Eliab.
I s’pose it was jest at this very minute that the washbowl flew and struck old Bobbet in the small of the back, and crumpled him right down; he was sort o’ bent over the accordeon. They didn’t play the accordeon all the time they was singin’, as I have been told, but between the verses; jest after they would sing “Eliab,” they would play a few notes sort o’ lively.
It was Josiah’s idee, as I heard afterwards, their takin’ the accordeon. They couldn’t one of ’em play a tune, or anything that sounded like a tune, but he insisted it would look more stylish to have some instrument, and so they took that old accordeon that used to belong to Shakespeare Bobbet.
They had planned it all out, and had boasted that they had got up something in their own heads that hadn’t never been heerd of in Jonesville. And well they might say so, well they might.
Wall, there wasn’t one of them 8 old fellers that was good for anything for the next 4 weeks. Eliab’s folks try to make the best of it. They say now that Eliab always did, when he was first rousted up out of a sound sleep, act kinder lost and crazy. They tell that now to kind o’ smooth it over, but I think, and I always shall think, that he knew jest who he was a hittin’, and what he was a hittin’ ’em with. It was the glass soap-dish that struck old Dagget’s nose. And I wish you could have seen that nose for the next 3 weeks. It used to be a Roman, but after that night it didn’t look much like a Roman.
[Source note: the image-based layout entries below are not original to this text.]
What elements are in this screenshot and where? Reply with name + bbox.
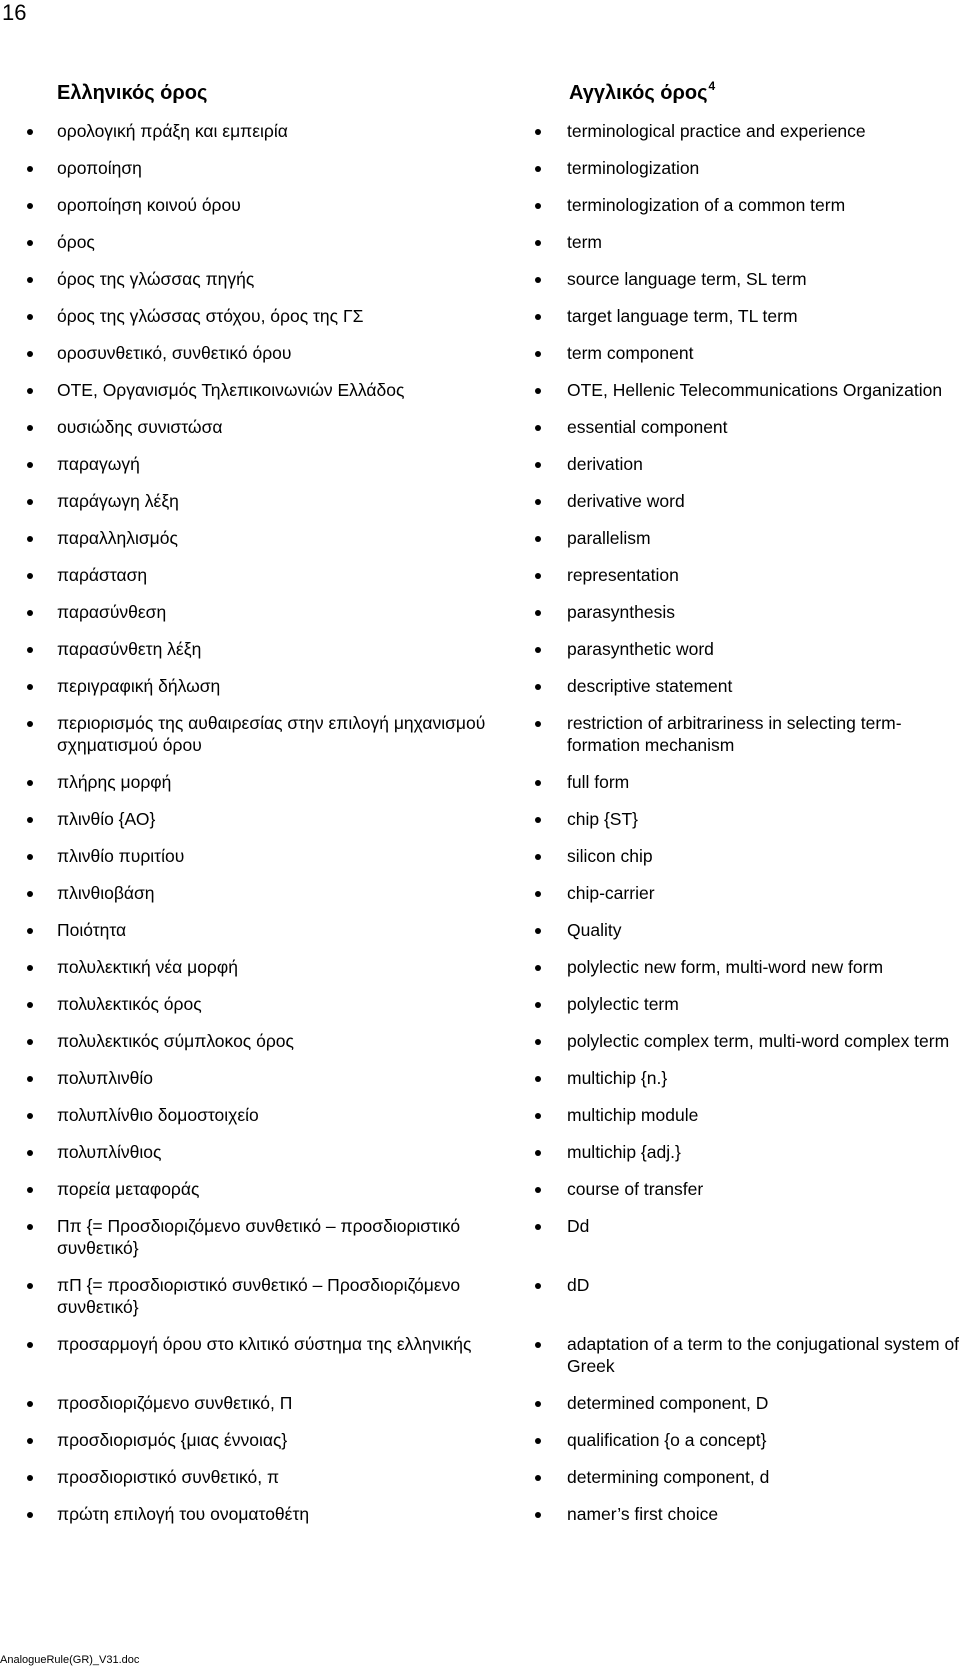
bullet-icon — [27, 610, 33, 616]
english-term-text: namer’s first choice — [567, 1504, 719, 1524]
greek-term — [57, 490, 527, 512]
greek-term-text: παρασύνθεση — [57, 602, 167, 622]
greek-term — [57, 268, 527, 290]
english-term — [567, 120, 960, 142]
bullet-icon — [27, 1187, 33, 1193]
english-term-text: source language term, SL term — [567, 269, 807, 289]
english-term-text: dD — [567, 1275, 590, 1295]
glossary-row — [0, 1392, 960, 1414]
glossary-row — [0, 453, 960, 475]
english-term — [567, 771, 960, 793]
bullet-icon — [535, 1512, 541, 1518]
bullet-icon — [535, 129, 541, 135]
english-term — [567, 527, 960, 549]
greek-term — [57, 882, 527, 904]
glossary-row — [0, 882, 960, 904]
glossary-row — [0, 1333, 960, 1377]
bullet-icon — [535, 1187, 541, 1193]
page-number: 16 — [2, 0, 27, 25]
greek-term — [57, 416, 527, 438]
bullet-icon — [27, 388, 33, 394]
greek-term-text: όρος της γλώσσας στόχου, όρος της ΓΣ — [57, 306, 364, 326]
glossary-row — [0, 342, 960, 364]
glossary-row — [0, 1466, 960, 1488]
greek-term-text: πρώτη επιλογή του ονοματοθέτη — [57, 1504, 310, 1524]
greek-term-text: προσδιοριζόμενο συνθετικό, Π — [57, 1393, 293, 1413]
glossary-row — [0, 1274, 960, 1318]
english-term — [567, 882, 960, 904]
english-term — [567, 1274, 960, 1318]
bullet-icon — [27, 314, 33, 320]
greek-term-text: οροσυνθετικό, συνθετικό όρου — [57, 343, 292, 363]
bullet-icon — [27, 499, 33, 505]
greek-term — [57, 1215, 527, 1259]
glossary-row — [0, 120, 960, 142]
glossary-row — [0, 527, 960, 549]
glossary-row — [0, 564, 960, 586]
bullet-icon — [27, 1475, 33, 1481]
english-term-text: parasynthetic word — [567, 639, 714, 659]
english-term-text: Dd — [567, 1216, 590, 1236]
bullet-icon — [535, 240, 541, 246]
bullet-icon — [535, 817, 541, 823]
english-term-header-label: Αγγλικός όρος — [569, 82, 708, 104]
bullet-icon — [535, 388, 541, 394]
english-term-text: full form — [567, 772, 630, 792]
english-term-text: representation — [567, 565, 679, 585]
english-term — [567, 1429, 960, 1451]
greek-term-text: οροποίηση — [57, 158, 142, 178]
glossary-row — [0, 993, 960, 1015]
greek-term — [57, 712, 527, 756]
english-term-text: determined component, D — [567, 1393, 769, 1413]
greek-term — [57, 1333, 527, 1377]
greek-term-text: Ππ {= Προσδιοριζόμενο συνθετικό – προσδιοριστικό συνθετικό} — [57, 1216, 461, 1258]
english-term-text: polylectic complex term, multi-word complex term — [567, 1031, 950, 1051]
bullet-icon — [535, 425, 541, 431]
bullet-icon — [535, 499, 541, 505]
greek-term — [57, 120, 527, 142]
english-term-text: derivation — [567, 454, 643, 474]
greek-term — [57, 1141, 527, 1163]
greek-term — [57, 1030, 527, 1052]
glossary-row — [0, 1104, 960, 1126]
bullet-icon — [535, 573, 541, 579]
glossary-row — [0, 157, 960, 179]
english-term-text: chip-carrier — [567, 883, 655, 903]
bullet-icon — [27, 928, 33, 934]
english-term — [567, 845, 960, 867]
english-term — [567, 1104, 960, 1126]
greek-term-text: παράγωγη λέξη — [57, 491, 179, 511]
english-term — [567, 1466, 960, 1488]
english-term-text: chip {ST} — [567, 809, 639, 829]
english-term — [567, 1141, 960, 1163]
glossary-row — [0, 1030, 960, 1052]
greek-term — [57, 1503, 527, 1525]
english-term-text: course of transfer — [567, 1179, 704, 1199]
bullet-icon — [535, 1113, 541, 1119]
bullet-icon — [27, 1283, 33, 1289]
english-term-text: terminological practice and experience — [567, 121, 866, 141]
bullet-icon — [535, 684, 541, 690]
english-term-text: term component — [567, 343, 694, 363]
greek-term — [57, 453, 527, 475]
greek-term-text: ορολογική πράξη και εμπειρία — [57, 121, 288, 141]
english-term-text: parasynthesis — [567, 602, 675, 622]
english-term-text: adaptation of a term to the conjugational system of Greek — [567, 1334, 960, 1376]
glossary-row — [0, 601, 960, 623]
bullet-icon — [535, 1342, 541, 1348]
english-term-text: silicon chip — [567, 846, 653, 866]
bullet-icon — [27, 854, 33, 860]
bullet-icon — [27, 684, 33, 690]
bullet-icon — [535, 351, 541, 357]
english-term — [567, 416, 960, 438]
bullet-icon — [27, 817, 33, 823]
glossary-row — [0, 1067, 960, 1089]
bullet-icon — [535, 965, 541, 971]
greek-term-text: παράσταση — [57, 565, 148, 585]
bullet-icon — [27, 1401, 33, 1407]
glossary-row — [0, 1178, 960, 1200]
greek-term-text: πΠ {= προσδιοριστικό συνθετικό – Προσδιοριζόμενο συνθετικό} — [57, 1275, 461, 1317]
bullet-icon — [27, 1113, 33, 1119]
greek-term-text: πλινθιοβάση — [57, 883, 155, 903]
bullet-icon — [535, 1475, 541, 1481]
bullet-icon — [27, 240, 33, 246]
bullet-icon — [27, 965, 33, 971]
english-term — [567, 1392, 960, 1414]
bullet-icon — [535, 1039, 541, 1045]
bullet-icon — [535, 277, 541, 283]
bullet-icon — [535, 610, 541, 616]
greek-term-text: περιγραφική δήλωση — [57, 676, 221, 696]
greek-term-text: πλήρης μορφή — [57, 772, 172, 792]
english-term-text: multichip module — [567, 1105, 699, 1125]
english-term — [567, 1215, 960, 1259]
bullet-icon — [535, 536, 541, 542]
english-term-text: determining component, d — [567, 1467, 770, 1487]
greek-term-header: Ελληνικός όρος — [57, 82, 208, 104]
bullet-icon — [27, 573, 33, 579]
greek-term-text: παραλληλισμός — [57, 528, 178, 548]
greek-term — [57, 675, 527, 697]
english-term — [567, 1178, 960, 1200]
bullet-icon — [535, 1438, 541, 1444]
bullet-icon — [535, 1076, 541, 1082]
bullet-icon — [27, 536, 33, 542]
english-term-text: multichip {n.} — [567, 1068, 668, 1088]
bullet-icon — [27, 721, 33, 727]
bullet-icon — [535, 462, 541, 468]
english-term — [567, 601, 960, 623]
english-term — [567, 1067, 960, 1089]
glossary-row — [0, 379, 960, 401]
greek-term-text: πολυλεκτικός σύμπλοκος όρος — [57, 1031, 294, 1051]
bullet-icon — [27, 1002, 33, 1008]
english-term-header — [569, 79, 716, 105]
glossary-row — [0, 638, 960, 660]
glossary-row — [0, 1215, 960, 1259]
greek-term-text: οροποίηση κοινού όρου — [57, 195, 241, 215]
bullet-icon — [27, 1039, 33, 1045]
english-term-text: essential component — [567, 417, 728, 437]
greek-term — [57, 993, 527, 1015]
greek-term — [57, 231, 527, 253]
bullet-icon — [27, 1342, 33, 1348]
bullet-icon — [27, 425, 33, 431]
glossary-row — [0, 712, 960, 756]
glossary-row — [0, 1141, 960, 1163]
english-term-text: multichip {adj.} — [567, 1142, 681, 1162]
bullet-icon — [535, 314, 541, 320]
greek-term — [57, 1429, 527, 1451]
greek-term-text: ΟΤΕ, Οργανισμός Τηλεπικοινωνιών Ελλάδος — [57, 380, 405, 400]
glossary-row — [0, 194, 960, 216]
english-term — [567, 638, 960, 660]
greek-term — [57, 638, 527, 660]
glossary-row — [0, 675, 960, 697]
greek-term-text: ουσιώδης συνιστώσα — [57, 417, 223, 437]
greek-term-text: όρος της γλώσσας πηγής — [57, 269, 255, 289]
bullet-icon — [27, 891, 33, 897]
bullet-icon — [27, 1224, 33, 1230]
greek-term — [57, 305, 527, 327]
bullet-icon — [27, 166, 33, 172]
bullet-icon — [535, 1002, 541, 1008]
english-term — [567, 157, 960, 179]
glossary-row — [0, 416, 960, 438]
bullet-icon — [535, 647, 541, 653]
glossary-row — [0, 956, 960, 978]
glossary-row — [0, 490, 960, 512]
bullet-icon — [27, 780, 33, 786]
greek-term — [57, 194, 527, 216]
bullet-icon — [535, 721, 541, 727]
greek-term-text: πορεία μεταφοράς — [57, 1179, 200, 1199]
english-term — [567, 490, 960, 512]
greek-term — [57, 342, 527, 364]
english-term — [567, 808, 960, 830]
greek-term-text: παρασύνθετη λέξη — [57, 639, 202, 659]
greek-term — [57, 157, 527, 179]
bullet-icon — [27, 1076, 33, 1082]
bullet-icon — [535, 891, 541, 897]
greek-term — [57, 527, 527, 549]
greek-term-text: πολυλεκτικός όρος — [57, 994, 202, 1014]
greek-term-text: προσδιοριστικό συνθετικό, π — [57, 1467, 280, 1487]
greek-term-text: προσαρμογή όρου στο κλιτικό σύστημα της ελληνικής — [57, 1334, 472, 1354]
english-term — [567, 231, 960, 253]
greek-term-text: πολυλεκτική νέα μορφή — [57, 957, 238, 977]
greek-term-text: πολυπλίνθιο δομοστοιχείο — [57, 1105, 259, 1125]
english-term-text: qualification {o a concept} — [567, 1430, 767, 1450]
english-term — [567, 564, 960, 586]
glossary-row — [0, 919, 960, 941]
english-term-text: descriptive statement — [567, 676, 733, 696]
greek-term — [57, 845, 527, 867]
greek-term — [57, 1104, 527, 1126]
greek-term-text: πλινθίο {ΑΟ} — [57, 809, 156, 829]
bullet-icon — [27, 203, 33, 209]
english-term-text: term — [567, 232, 602, 252]
glossary-row — [0, 771, 960, 793]
english-term-text: terminologization of a common term — [567, 195, 846, 215]
greek-term — [57, 1067, 527, 1089]
bullet-icon — [27, 129, 33, 135]
english-term — [567, 305, 960, 327]
english-term — [567, 1030, 960, 1052]
english-term — [567, 956, 960, 978]
bullet-icon — [535, 1401, 541, 1407]
footnote-marker: 4 — [708, 79, 716, 93]
english-term-text: OTE, Hellenic Telecommunications Organization — [567, 380, 943, 400]
english-term — [567, 712, 960, 756]
english-term — [567, 342, 960, 364]
glossary-row — [0, 845, 960, 867]
english-term — [567, 919, 960, 941]
english-term-text: target language term, TL term — [567, 306, 798, 326]
greek-term — [57, 1178, 527, 1200]
greek-term-text: περιορισμός της αυθαιρεσίας στην επιλογή μηχανισμού σχηματισμού όρου — [57, 713, 486, 755]
greek-term — [57, 564, 527, 586]
english-term-text: derivative word — [567, 491, 685, 511]
bullet-icon — [535, 928, 541, 934]
greek-term — [57, 1466, 527, 1488]
document-filename: AnalogueRule(GR)_V31.doc — [0, 1654, 140, 1666]
bullet-icon — [535, 203, 541, 209]
greek-term-text: προσδιορισμός {μιας έννοιας} — [57, 1430, 288, 1450]
glossary-row — [0, 1429, 960, 1451]
english-term — [567, 1333, 960, 1377]
english-term — [567, 268, 960, 290]
greek-term — [57, 956, 527, 978]
english-term-text: Quality — [567, 920, 622, 940]
greek-term-text: πολυπλίνθιος — [57, 1142, 162, 1162]
english-term-text: terminologization — [567, 158, 700, 178]
english-term-text: parallelism — [567, 528, 651, 548]
glossary-row — [0, 268, 960, 290]
greek-term — [57, 919, 527, 941]
english-term — [567, 993, 960, 1015]
english-term — [567, 675, 960, 697]
bullet-icon — [535, 854, 541, 860]
bullet-icon — [27, 351, 33, 357]
greek-term — [57, 771, 527, 793]
bullet-icon — [535, 1224, 541, 1230]
english-term — [567, 379, 960, 401]
greek-term-text: πλινθίο πυριτίου — [57, 846, 185, 866]
bullet-icon — [27, 277, 33, 283]
english-term-text: polylectic term — [567, 994, 679, 1014]
greek-term-text: όρος — [57, 232, 95, 252]
english-term-text: polylectic new form, multi-word new form — [567, 957, 884, 977]
bullet-icon — [27, 462, 33, 468]
english-term-text: restriction of arbitrariness in selecting term-formation mechanism — [567, 713, 902, 755]
english-term — [567, 194, 960, 216]
greek-term — [57, 601, 527, 623]
glossary-row — [0, 231, 960, 253]
glossary-list — [0, 120, 960, 1540]
greek-term-text: Ποιότητα — [57, 920, 127, 940]
bullet-icon — [27, 1512, 33, 1518]
greek-term — [57, 379, 527, 401]
glossary-row — [0, 808, 960, 830]
bullet-icon — [535, 1150, 541, 1156]
greek-term — [57, 1392, 527, 1414]
bullet-icon — [27, 1150, 33, 1156]
english-term — [567, 1503, 960, 1525]
bullet-icon — [27, 1438, 33, 1444]
bullet-icon — [535, 166, 541, 172]
greek-term-text: πολυπλινθίο — [57, 1068, 153, 1088]
english-term — [567, 453, 960, 475]
glossary-row — [0, 305, 960, 327]
glossary-row — [0, 1503, 960, 1525]
greek-term — [57, 808, 527, 830]
bullet-icon — [27, 647, 33, 653]
bullet-icon — [535, 780, 541, 786]
greek-term-text: παραγωγή — [57, 454, 140, 474]
bullet-icon — [535, 1283, 541, 1289]
greek-term — [57, 1274, 527, 1318]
Eliab’s boots was the very best of leather, and they had a new-fashioned kind of heels, some sort o’ metal or other, and Cornelius Cook says they hit as powerful as any cannon balls would; he goes lame yet. You know the shin-bone is one of the tenderest bones in the hull body to be hit aginst.
It was the bootjack that hit the Editor of the Augur’ses head. His wife was skairt most to death about him, and she says to me—she had come over to see if she could get some wormwood—and she says:
“He never will get over that bootjack in the world, I don’t believe. His head is swelled up as big as two heads ought to be.”
And says I: “It always happens so, don’t it, that the weakest spot is the one that always gets hit?”
I was sorry for her as I could be. And I gin her the wormwood, and recommended her to use about half and half smartweed. Says I: “Smartweed is good for the outside of his head, and if it strikes in it won’t hurt him none.”